Protest season returns to Georgia
The nation’s protest movement has restarted. It’s now aiming straight at the billionaire party leader Bidzina Ivanishvili.

After a respite in August, anti-government protests have returned to Tbilisi three months after they began with a fresh force and a new demand: the resignation of the chair of the ruling party and behind-the-scenes ruler of the country, Bidzina Ivanishvili.
“All Against One” was the motto of a September 20 rally that brought together everyone who has a bone to pick with Ivanishvili, who has – de jure or de facto – ruled the country since 2012.
Blowing into vuvuzelas and waving Georgian, European Union and NATO flags, thousands filled Tbilisi’s central Rustaveli Avenue in front of the parliament building. With the Georgian national anthem blasting from speakers, protesters raised up red cards – a penalty code in soccer, signifying a player’s ejection – as what they described as their final warning to Ivanishvili.
Protesters accused Ivanishvili of state capture, backsliding on democracy, and collaboration with Russia, the country most Georgians regard as the top threat to their homeland. “We will not put up with one-man rule, oligarchy and shadow governance. Bidzina Ivanishvili bought and stole all the branches of government,” said Shota Dighmelashvili, one of the protest leaders, reading a new manifesto to the gathered crowd.
Politicians, cultural figures and youth activists took turns on a makeshift stage to air grievances against Ivanishvili. His latest major adversary, banker-turned-politician Mamuka Khazaradze, also appeared on stage and said that he is entering politics to oppose not just Ivanishvili but “the decayed Soviet mentality” that the tycoon and his system stand for.
Back in June, when the protests were aimed at forcing the dismissal of then Interior Minister Giorgi Gakharia, demonstrators showed Ivanishvili a yellow card, the first warning in soccer language. Both Ivanishvili and protesters have upped their game since.
In defiance of the calls to dismiss Gakharia, Ivanishvili instead installed him as the country’s new prime minister. The move put the billionaire in direct confrontation with the protesters, who hold the interior-turned-prime minister responsible for the heavy-handed response at an anti-Russia rally on June 20. That crackdown sparked several weeks of broader anti-government protests.
“Our voices need to remain strong to make the government hear that our demand was Gakharia’s dismissal, not his promotion,” said human rights lawyer Giorgi Mshvenieradze, speaking at the rally.

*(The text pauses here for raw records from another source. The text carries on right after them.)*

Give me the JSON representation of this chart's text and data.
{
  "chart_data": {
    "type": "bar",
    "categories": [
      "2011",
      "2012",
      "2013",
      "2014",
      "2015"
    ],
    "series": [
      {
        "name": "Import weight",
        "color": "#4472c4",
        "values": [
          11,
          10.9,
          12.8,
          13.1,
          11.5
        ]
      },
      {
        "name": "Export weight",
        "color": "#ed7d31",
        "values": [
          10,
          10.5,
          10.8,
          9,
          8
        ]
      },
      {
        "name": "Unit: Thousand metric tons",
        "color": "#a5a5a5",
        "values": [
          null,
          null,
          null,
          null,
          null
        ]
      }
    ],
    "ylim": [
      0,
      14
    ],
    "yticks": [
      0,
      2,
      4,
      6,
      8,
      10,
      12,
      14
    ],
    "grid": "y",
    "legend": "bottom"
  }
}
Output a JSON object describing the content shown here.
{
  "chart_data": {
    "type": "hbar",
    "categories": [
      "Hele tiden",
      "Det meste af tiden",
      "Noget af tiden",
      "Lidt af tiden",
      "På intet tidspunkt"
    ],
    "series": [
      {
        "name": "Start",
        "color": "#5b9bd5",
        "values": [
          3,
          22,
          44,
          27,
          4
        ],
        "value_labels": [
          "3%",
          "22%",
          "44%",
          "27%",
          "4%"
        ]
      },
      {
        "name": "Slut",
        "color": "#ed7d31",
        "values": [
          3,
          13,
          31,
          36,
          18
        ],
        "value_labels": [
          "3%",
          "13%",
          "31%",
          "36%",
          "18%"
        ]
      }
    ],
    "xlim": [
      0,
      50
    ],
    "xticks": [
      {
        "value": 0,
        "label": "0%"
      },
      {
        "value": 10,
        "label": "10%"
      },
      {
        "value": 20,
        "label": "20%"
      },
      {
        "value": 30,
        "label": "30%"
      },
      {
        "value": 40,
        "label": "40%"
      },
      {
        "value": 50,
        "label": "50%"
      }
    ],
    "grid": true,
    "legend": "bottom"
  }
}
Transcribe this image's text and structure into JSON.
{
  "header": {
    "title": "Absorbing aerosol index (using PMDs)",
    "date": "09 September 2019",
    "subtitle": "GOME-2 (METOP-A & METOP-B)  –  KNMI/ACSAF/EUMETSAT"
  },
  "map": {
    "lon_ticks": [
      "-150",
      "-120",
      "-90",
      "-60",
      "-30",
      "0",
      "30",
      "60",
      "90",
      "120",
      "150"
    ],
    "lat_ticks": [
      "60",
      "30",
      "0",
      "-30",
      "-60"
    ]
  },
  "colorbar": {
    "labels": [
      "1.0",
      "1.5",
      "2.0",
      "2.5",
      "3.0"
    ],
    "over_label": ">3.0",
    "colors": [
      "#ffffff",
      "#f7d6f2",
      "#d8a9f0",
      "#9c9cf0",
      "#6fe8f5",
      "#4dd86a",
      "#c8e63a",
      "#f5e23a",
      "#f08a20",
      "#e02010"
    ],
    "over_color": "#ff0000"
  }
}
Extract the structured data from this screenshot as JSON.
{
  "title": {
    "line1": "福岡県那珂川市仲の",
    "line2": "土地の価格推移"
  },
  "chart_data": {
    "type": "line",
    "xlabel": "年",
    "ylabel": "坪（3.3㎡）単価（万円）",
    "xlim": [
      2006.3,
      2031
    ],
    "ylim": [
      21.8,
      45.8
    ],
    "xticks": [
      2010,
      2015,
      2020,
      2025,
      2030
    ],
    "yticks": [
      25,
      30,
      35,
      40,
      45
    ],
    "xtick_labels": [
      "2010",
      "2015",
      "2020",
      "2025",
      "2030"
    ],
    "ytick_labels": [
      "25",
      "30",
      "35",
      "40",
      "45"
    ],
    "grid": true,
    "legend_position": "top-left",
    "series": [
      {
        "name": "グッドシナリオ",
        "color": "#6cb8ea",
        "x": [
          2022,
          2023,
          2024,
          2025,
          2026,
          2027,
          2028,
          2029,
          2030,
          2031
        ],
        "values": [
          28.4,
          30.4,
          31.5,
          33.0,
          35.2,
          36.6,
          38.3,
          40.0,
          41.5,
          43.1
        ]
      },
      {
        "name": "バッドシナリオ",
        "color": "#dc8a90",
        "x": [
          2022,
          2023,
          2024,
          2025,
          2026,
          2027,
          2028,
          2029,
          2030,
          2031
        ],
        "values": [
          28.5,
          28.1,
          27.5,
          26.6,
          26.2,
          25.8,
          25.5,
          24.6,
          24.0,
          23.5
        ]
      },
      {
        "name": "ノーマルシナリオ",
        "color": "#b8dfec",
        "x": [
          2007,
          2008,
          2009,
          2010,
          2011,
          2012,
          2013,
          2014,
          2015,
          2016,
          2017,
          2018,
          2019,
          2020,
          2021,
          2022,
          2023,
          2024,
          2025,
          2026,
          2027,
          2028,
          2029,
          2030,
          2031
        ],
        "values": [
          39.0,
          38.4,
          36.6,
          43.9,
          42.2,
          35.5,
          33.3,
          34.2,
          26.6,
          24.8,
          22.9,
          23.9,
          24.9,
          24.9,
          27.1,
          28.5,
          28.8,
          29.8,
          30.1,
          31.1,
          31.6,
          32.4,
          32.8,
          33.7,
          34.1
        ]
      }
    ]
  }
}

Many of the protesters argue Gakharia’s promotion demonstrates that Ivanishvili is pursuing a policy of appeasement, if not outright collaboration, with the Kremlin. Moscow maintains large military presences in the breakaway territories of Abkhazia and South Ossetia, and has for years gradually been building a massive fence to forcibly separate them from Georgia proper.
It was against this backdrop that Georgian Dream invited Russian lawmakers to participate in a June 20 discussion in the Georgian Parliament as part of a parliamentary exchange of Orthodox Christian countries. One of the Russians, Sergey Gavrilov, took the parliamentary speaker’s seat, an act that was televised and which sparked an outburst of public anger. Protesters quickly gathered and then riot police from the Interior Ministry, helmed by Gakharia, unleashed rubber bullets and tear gas against them.
Hundreds were arrested, many injured and at least one teen was maimed for life – she lost an eye – in what became known as the “Night of Gavrilov.”
Some policemen ended up charged with using excessive force and the parliamentary speaker resigned, but protesters demanded that Gakharia be held responsible for the police abuses. Gakharia’s appointment to the top executive government office, rubber-stamped by Georgian Dream, was welcomed by Russian politicians – including Gavrilov himself – rubbing salt in the wound. “We have a collaborationist government,” Nino Danelia, a press freedom activist, said at the September 20 demonstration.
The increasingly concerted pressure appears to be endangering Ivanishvili’s political standing: According to a recent opinion poll, support for Georgian Dream has hit an all-time low of 21 percent, with disapproval of the government’s performance hitting 60 percent. While that approval rating remains higher than any individual opposition force, it suggests a vulnerability to a potential unified opposition and undecided voters.
Giorgi Lomsadze is a journalist based in Tbilisi, and author of Tamada Tales.